Me alejó del mausoleo y me llevó a una zona del cementerio donde no había estado. Había un grupo de gente que se había reunido alrededor de una lápida. Todos se giraron al oírme llegar. Los reconocí a todos: Camille, Temple, Ethan, Daniel Meakin. Incluso el doctor Shaw estaba allí. Con una sonrisa enigmática, se hizo a un lado para que pudiera unirme al círculo.
Me acerqué lentamente y miré al suelo, buscando aquello que, por lo visto, había captado su atención.
Solo vi una tumba vacía.
De pronto, noté una presión en la espalda.
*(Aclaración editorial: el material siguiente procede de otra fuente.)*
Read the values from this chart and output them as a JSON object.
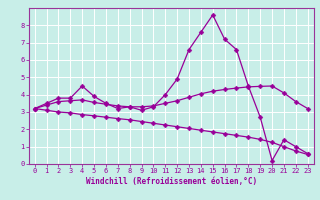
{
  "title": "",
  "xlabel": "Windchill (Refroidissement éolien,°C)",
  "ylabel": "",
  "bg_color": "#c8eee8",
  "grid_color": "#ffffff",
  "line_color": "#990099",
  "spine_color": "#993399",
  "xlim": [
    -0.5,
    23.5
  ],
  "ylim": [
    0,
    9
  ],
  "xticks": [
    0,
    1,
    2,
    3,
    4,
    5,
    6,
    7,
    8,
    9,
    10,
    11,
    12,
    13,
    14,
    15,
    16,
    17,
    18,
    19,
    20,
    21,
    22,
    23
  ],
  "yticks": [
    0,
    1,
    2,
    3,
    4,
    5,
    6,
    7,
    8
  ],
  "line1_x": [
    0,
    1,
    2,
    3,
    4,
    5,
    6,
    7,
    8,
    9,
    10,
    11,
    12,
    13,
    14,
    15,
    16,
    17,
    18,
    19,
    20,
    21,
    22,
    23
  ],
  "line1_y": [
    3.2,
    3.5,
    3.8,
    3.8,
    4.5,
    3.9,
    3.5,
    3.2,
    3.3,
    3.1,
    3.3,
    4.0,
    4.9,
    6.6,
    7.6,
    8.6,
    7.2,
    6.6,
    4.5,
    2.7,
    0.2,
    1.4,
    1.0,
    0.6
  ],
  "line2_x": [
    0,
    1,
    2,
    3,
    4,
    5,
    6,
    7,
    8,
    9,
    10,
    11,
    12,
    13,
    14,
    15,
    16,
    17,
    18,
    19,
    20,
    21,
    22,
    23
  ],
  "line2_y": [
    3.2,
    3.4,
    3.6,
    3.65,
    3.7,
    3.55,
    3.45,
    3.35,
    3.3,
    3.3,
    3.35,
    3.5,
    3.65,
    3.85,
    4.05,
    4.2,
    4.3,
    4.38,
    4.45,
    4.48,
    4.5,
    4.1,
    3.6,
    3.2
  ],
  "line3_x": [
    0,
    1,
    2,
    3,
    4,
    5,
    6,
    7,
    8,
    9,
    10,
    11,
    12,
    13,
    14,
    15,
    16,
    17,
    18,
    19,
    20,
    21,
    22,
    23
  ],
  "line3_y": [
    3.2,
    3.1,
    3.0,
    2.95,
    2.85,
    2.78,
    2.7,
    2.62,
    2.55,
    2.45,
    2.35,
    2.25,
    2.15,
    2.05,
    1.95,
    1.85,
    1.75,
    1.65,
    1.55,
    1.42,
    1.25,
    1.0,
    0.75,
    0.55
  ],
  "marker": "D",
  "markersize": 2.5,
  "linewidth": 0.9,
  "tick_fontsize": 5.0,
  "label_fontsize": 5.5
}
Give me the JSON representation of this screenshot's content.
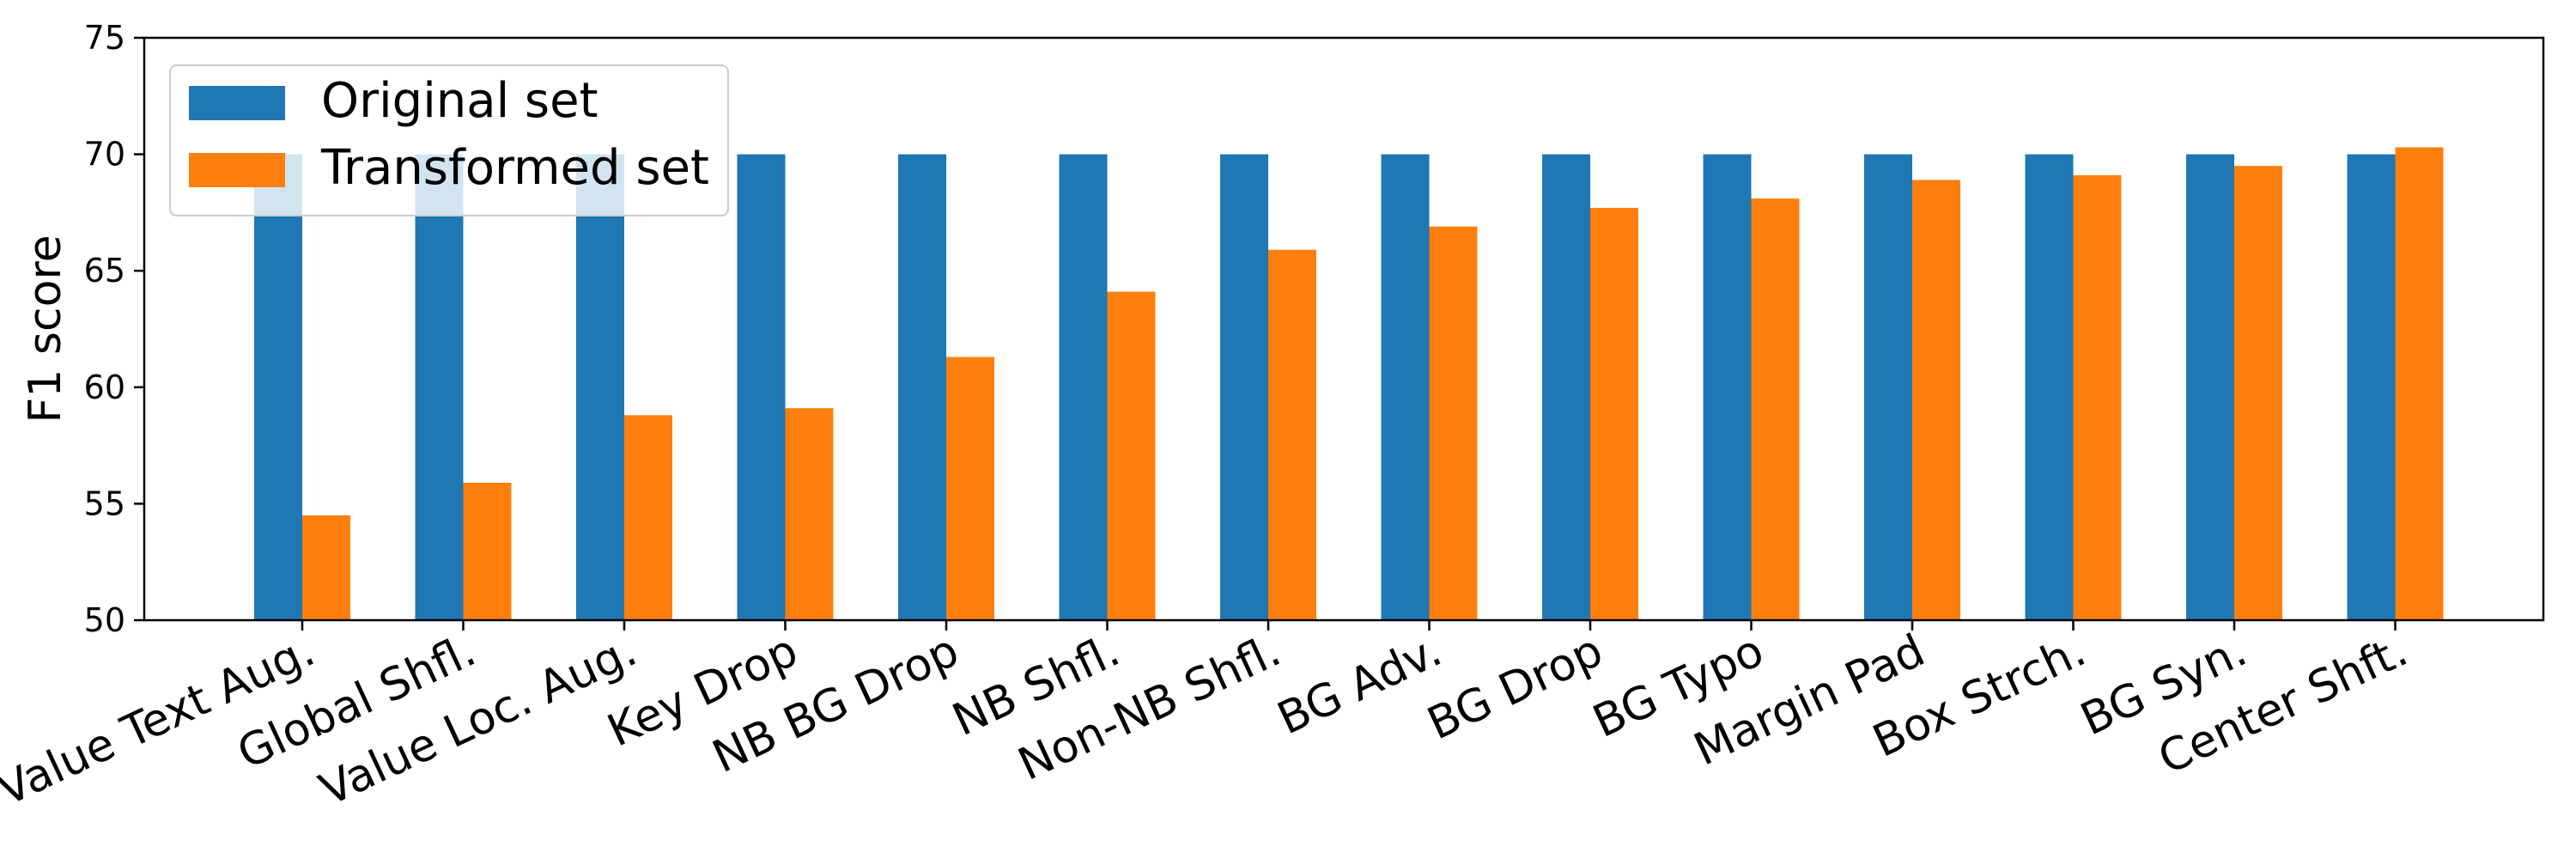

Alguien me había empujado, así que me caí en ese hoyo oscuro e infinito.
Mi propia tumba…
Casi sin aliento, me incorporé en el diván.
Tardé unos momentos en ubicarme, y otros tantos en tranquilizarme.
Mientras dormía, el despacho se había enfriado. Había dejado en marcha el aire acondicionado cuando salí a cenar porque la casa estaba demasiado caldeada. No había reparado en ajustar el termostato al llegar, así que hacía tal frío en la habitación que los cristales de las ventanas se habían empañado.
Alargué el brazo para coger la manta que siempre tenía doblada a los pies del diván y, de pronto, me quedé quieta, con la mano suspendida en el aire, pendiente solo de mi olfato. La esencia a jazmín flotaba en el ambiente, tan débil y delicada que quizá fuera fruto de mi sueño.
Pero sabía que era real. Estaba ahí.
Me tapé con la manta y me quedé temblando en la oscuridad. No podía ver el jardín a través de la ventana, pero sabía que estaba ahí.
Contuve la respiración y esperé…
Un dedo invisible trazó una imagen sobre el vaho.
Un corazón.
Idéntico al que yo había dibujado en el jardín con guijarros y caracolas.
La imagen tan solo permaneció unos segundos. Después, se fundió con las gotas de condensación. El olor a jazmín desapareció.
La pequeña también se había desvanecido entre la niebla, pero sabía que volvería. No me dejaría en paz hasta que yo averiguara qué quería.